Is this file structure absolutely necessary ?
Or did you record your entire music library like that ?
For my part, I save each downloaded album as it is and Jellyfin “recognizes” the tags, jpg (especially since he can get info on The Audio DB, Discogs,…)
Yes.
I have all the tags written down too.
But when organizing by folders, it’s much EASIER to choose an album to listen to. Well, at least for me
If you use the tag structure, then there are no problems with the choice of software, the same Jellyfin does an excellent job with this. But with a large number of genre artists in the collection, it takes much longer to select by tags. Not to mention that there are many official compilations where tracks from different albums are in one edition…
Hurray!
It is Lyrion that interests me, but I can’t install and run it in any way
Can you provide a link to a clear description of the installation and launch of Lyrion?
Well, that’s long story… I use Lyrion on my Proxmox, on a Ubuntu LXC, so I used their .deb package.
If it shall be EOS/Arch, you might be lucky using logitechmediaserver-git or logitechmediaserver-bin, but I never tried that.
Some notes and warnings:
Lyrion (ex Logitech Media Server, ex squeezeboxserver) was designed for Slim Devices—later Logitech—hardware players, back in the day. I still use some of these, but you can have a software player named squeezelite that runs on all kinds of Linuxes, and behaves like one of their hardware players.
LMS runs well on Raspberry Pis and all kinds of Debian-type Linuxes.
It does need a lot of Perl dependencies.
LMS can do a lot, and they have a zillion plugins for nearly every situation.
Like any music server, it works best when you have your music files tagged well. (I recommend MusicBrainz Picard.)
LMS easily handles large collections. (I have about 180,000 tracks, mostly FLAC and a few MP3.)
LMS is definitely not secure enough to put it on the Internet!
An ex Logitech employee and enthusiast, Michael Herger, and some volunteers, still keep active development going, even after Logitech cancelled the products.
I’m trying the installation on a virtual machine. Trying to install both git and bin versions did not lead to anything. Probably because of the necessary dependencies in which the devil breaks his leg.
I don’t quite understand MusicBrainz Picard, he just doesn’t know a lot of “my” tracks.
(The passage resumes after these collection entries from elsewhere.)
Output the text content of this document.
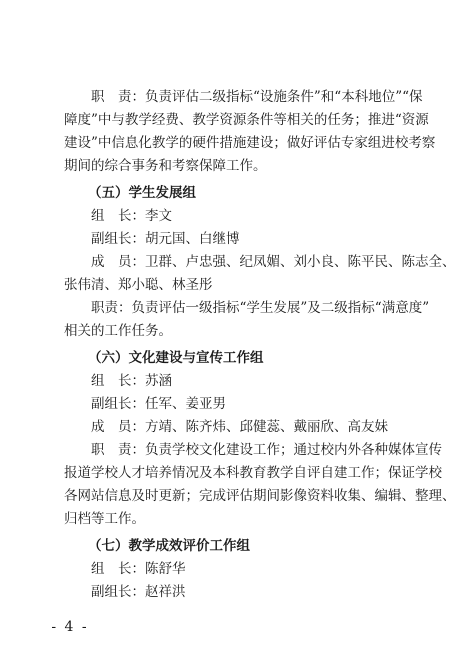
职　责：负责评估二级指标“设施条件”和“本科地位”“保
障度”中与教学经费、教学资源条件等相关的任务；推进“资源
建设”中信息化教学的硬件措施建设；做好评估专家组进校考察
期间的综合事务和考察保障工作。
（五）学生发展组
组　长：李文
副组长：胡元国、白继博
成　员：卫群、卢忠强、纪凤媚、刘小良、陈平民、陈志全、
张伟清、郑小聪、林圣彤
职责：负责评估一级指标“学生发展”及二级指标“满意度”
相关的工作任务。
（六）文化建设与宣传工作组
组　长：苏涵
副组长：任军、姜亚男
成　员：方靖、陈齐炜、邱健蕊、戴丽欣、高友妹
职　责：负责学校文化建设工作；通过校内外各种媒体宣传
报道学校人才培养情况及本科教育教学自评自建工作；保证学校
各网站信息及时更新；完成评估期间影像资料收集、编辑、整理、
归档等工作。
（七）教学成效评价工作组
组　长：陈舒华
副组长：赵祥洪
- 4 -
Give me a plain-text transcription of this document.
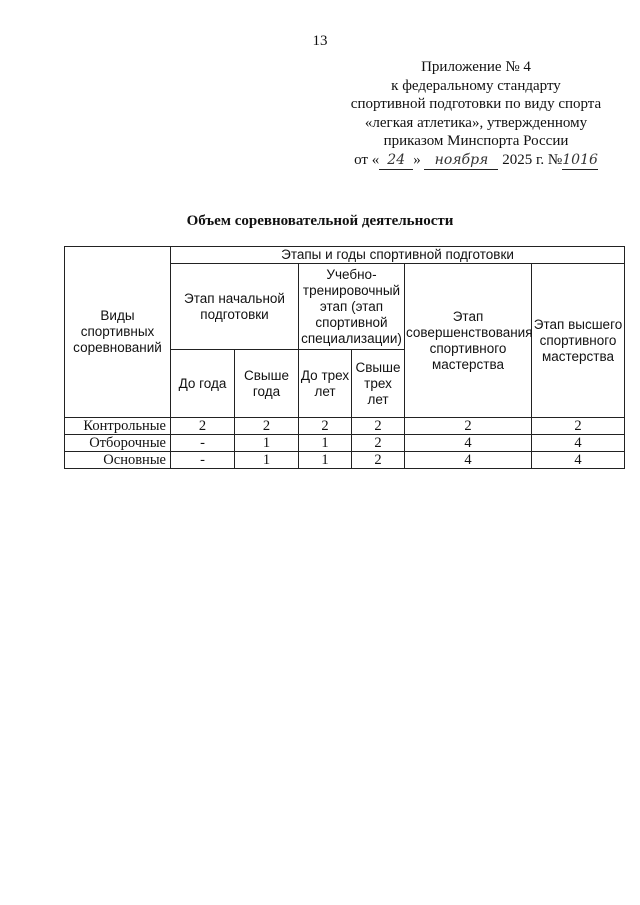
13
Приложение № 4
к федеральному стандарту
спортивной подготовки по виду спорта
«легкая атлетика», утвержденному
приказом Минспорта России
от « 24 » ноября 2025 г. №1016
Объем соревновательной деятельности
Виды спортивных соревнований	Этапы и годы спортивной подготовки					
	Этап начальной подготовки		Учебно-тренировочный этап (этап спортивной специализации)		Этап совершенствования спортивного мастерства	Этап высшего спортивного мастерства
	До года	Свыше года	До трех лет	Свыше трех лет		
Контрольные	2	2	2	2	2	2
Отборочные	-	1	1	2	4	4
Основные	-	1	1	2	4	4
Apparently, we will have to continue to “fight” hand to hand
No problem, learn even more and become an editor at MusicBrainz. I also entered and edited a lot of albums there, and since it’s an open community thing, we can all profit if ever more music gets into the database!
You could also try the stable version logitechmediaserver but some build errors have been reported in the comments (wrong platform, I suspect).
I had an epiphany here…
And it seems that I’m unnecessarily complicating the situation.
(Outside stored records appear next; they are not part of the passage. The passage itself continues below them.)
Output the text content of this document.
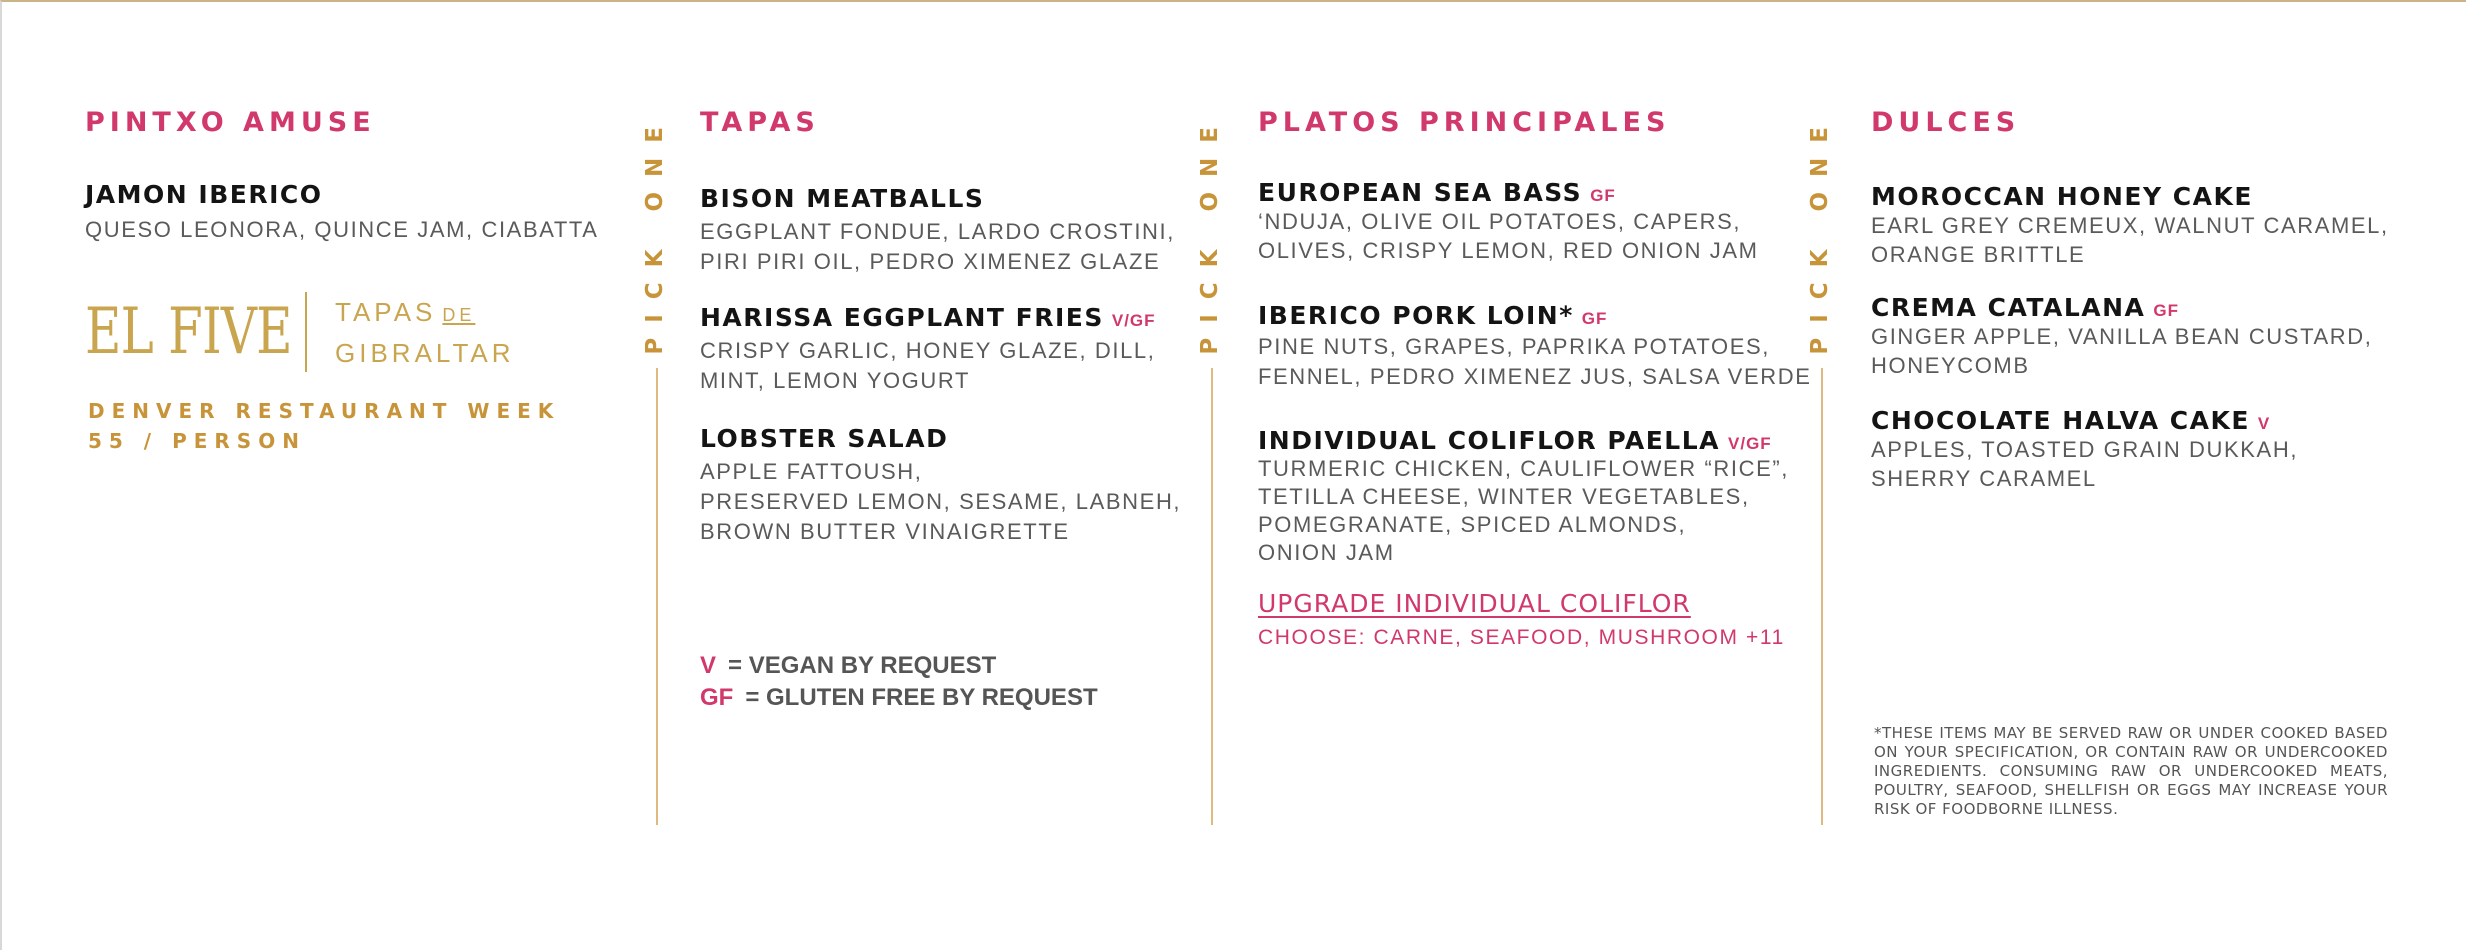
PINTXO AMUSE
JAMON IBERICO
QUESO LEONORA, QUINCE JAM, CIABATTA
EL FIVE TAPAS DE
GIBRALTAR
DENVER RESTAURANT WEEK
55 / PERSON
PICK ONE TAPAS
BISON MEATBALLS
EGGPLANT FONDUE, LARDO CROSTINI,
PIRI PIRI OIL, PEDRO XIMENEZ GLAZE
HARISSA EGGPLANT FRIES V/GF
CRISPY GARLIC, HONEY GLAZE, DILL,
MINT, LEMON YOGURT
LOBSTER SALAD
APPLE FATTOUSH,
PRESERVED LEMON, SESAME, LABNEH,
BROWN BUTTER VINAIGRETTE
V = VEGAN BY REQUEST
GF = GLUTEN FREE BY REQUEST
PICK ONE PLATOS PRINCIPALES
EUROPEAN SEA BASS GF
‘NDUJA, OLIVE OIL POTATOES, CAPERS,
OLIVES, CRISPY LEMON, RED ONION JAM
IBERICO PORK LOIN* GF
PINE NUTS, GRAPES, PAPRIKA POTATOES,
FENNEL, PEDRO XIMENEZ JUS, SALSA VERDE
INDIVIDUAL COLIFLOR PAELLA V/GF
TURMERIC CHICKEN, CAULIFLOWER “RICE”,
TETILLA CHEESE, WINTER VEGETABLES,
POMEGRANATE, SPICED ALMONDS,
ONION JAM
UPGRADE INDIVIDUAL COLIFLOR
CHOOSE: CARNE, SEAFOOD, MUSHROOM +11
PICK ONE DULCES
MOROCCAN HONEY CAKE
EARL GREY CREMEUX, WALNUT CARAMEL,
ORANGE BRITTLE
CREMA CATALANA GF
GINGER APPLE, VANILLA BEAN CUSTARD,
HONEYCOMB
CHOCOLATE HALVA CAKE V
APPLES, TOASTED GRAIN DUKKAH,
SHERRY CARAMEL
*THESE ITEMS MAY BE SERVED RAW OR UNDER COOKED BASED ON YOUR SPECIFICATION, OR CONTAIN RAW OR UNDERCOOKED INGREDIENTS. CONSUMING RAW OR UNDERCOOKED MEATS, POULTRY, SEAFOOD, SHELLFISH OR EGGS MAY INCREASE YOUR RISK OF FOODBORNE ILLNESS.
After all, no one prevents me from listening to music in the player by simply dragging folders from the explorer. And my wife can use mpd running on my computer using the built-in http translation function
That’s all no problem. If you have your music on a NAS, just mount it (read-only, except for yourself as “editing person”) into, say, your XDG Music folder, and you’re all set.
I also have read-only access for Lyrion and Jellyfin, so no one ever can touch my sacred tags.
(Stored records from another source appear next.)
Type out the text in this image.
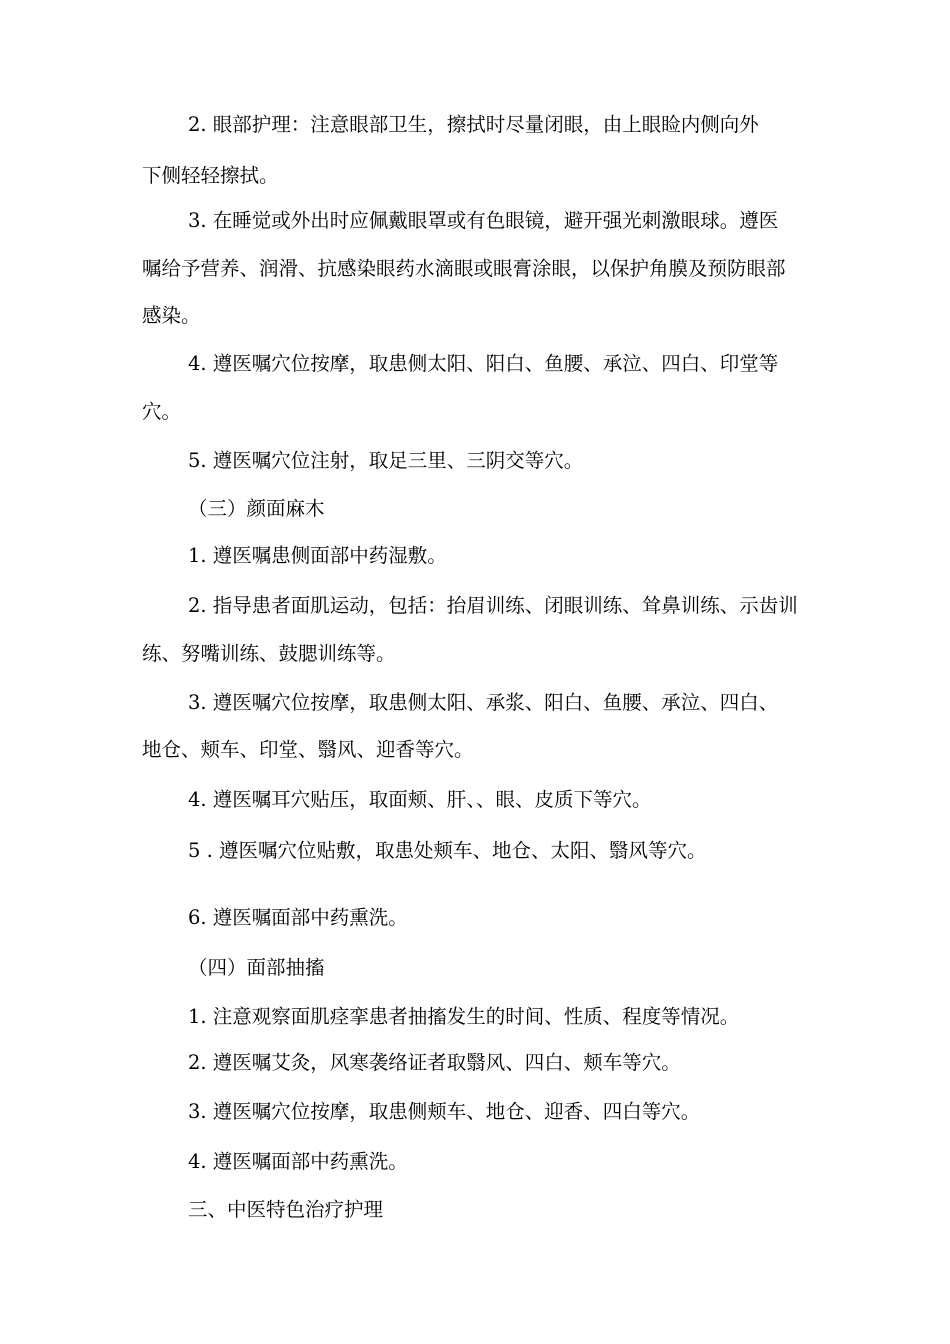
2. 眼部护理：注意眼部卫生，擦拭时尽量闭眼，由上眼睑内侧向外

下侧轻轻擦拭。

3. 在睡觉或外出时应佩戴眼罩或有色眼镜，避开强光刺激眼球。遵医

嘱给予营养、润滑、抗感染眼药水滴眼或眼膏涂眼，以保护角膜及预防眼部

感染。

4. 遵医嘱穴位按摩，取患侧太阳、阳白、鱼腰、承泣、四白、印堂等

穴。

5. 遵医嘱穴位注射，取足三里、三阴交等穴。

（三）颜面麻木

1. 遵医嘱患侧面部中药湿敷。

2. 指导患者面肌运动，包括：抬眉训练、闭眼训练、耸鼻训练、示齿训

练、努嘴训练、鼓腮训练等。

3. 遵医嘱穴位按摩，取患侧太阳、承浆、阳白、鱼腰、承泣、四白、

地仓、颊车、印堂、翳风、迎香等穴。

4. 遵医嘱耳穴贴压，取面颊、肝、、眼、皮质下等穴。

5 . 遵医嘱穴位贴敷，取患处颊车、地仓、太阳、翳风等穴。

6. 遵医嘱面部中药熏洗。

（四）面部抽搐

1. 注意观察面肌痉挛患者抽搐发生的时间、性质、程度等情况。

2. 遵医嘱艾灸，风寒袭络证者取翳风、四白、颊车等穴。

3. 遵医嘱穴位按摩，取患侧颊车、地仓、迎香、四白等穴。

4. 遵医嘱面部中药熏洗。

三、中医特色治疗护理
So one organized database—many uses. Like mpd, beets, Quod Libet, Strawberry, Guayadeque, whatever…
Later, you could also install SqueezeLite on your/your wife’s PC and you could have these PCs as Lyrion “players” and use the same UI. If you wanted. For instance, the “toshi-mch” player in the Lyrion screenshot above is actually this laptop I’m currently writing on.
I use LMS . I have a Slimdevices Transporter in my main system so it’s pretty easy. The killer feature for me is it’s ability to make playlists on the fly.
No, my friends… I give up. Either my arms are crooked, or I’m not smart enough But banging your head against the wall out of the blue is not the slightest desire
I’ll set up my wife’s access to the mpd stream over http and close this topic for myself. Anyway, there are no programs that satisfy my desires.
On a snowy day I borrowed a car and paid some Russian kid operating out of his Mother’s basement $1950 cash LOL.
The guy was actually a legit dealer at the time and he eventually opened a store north of Toronto and I bought an Oppo BDP-93 off him a few years later.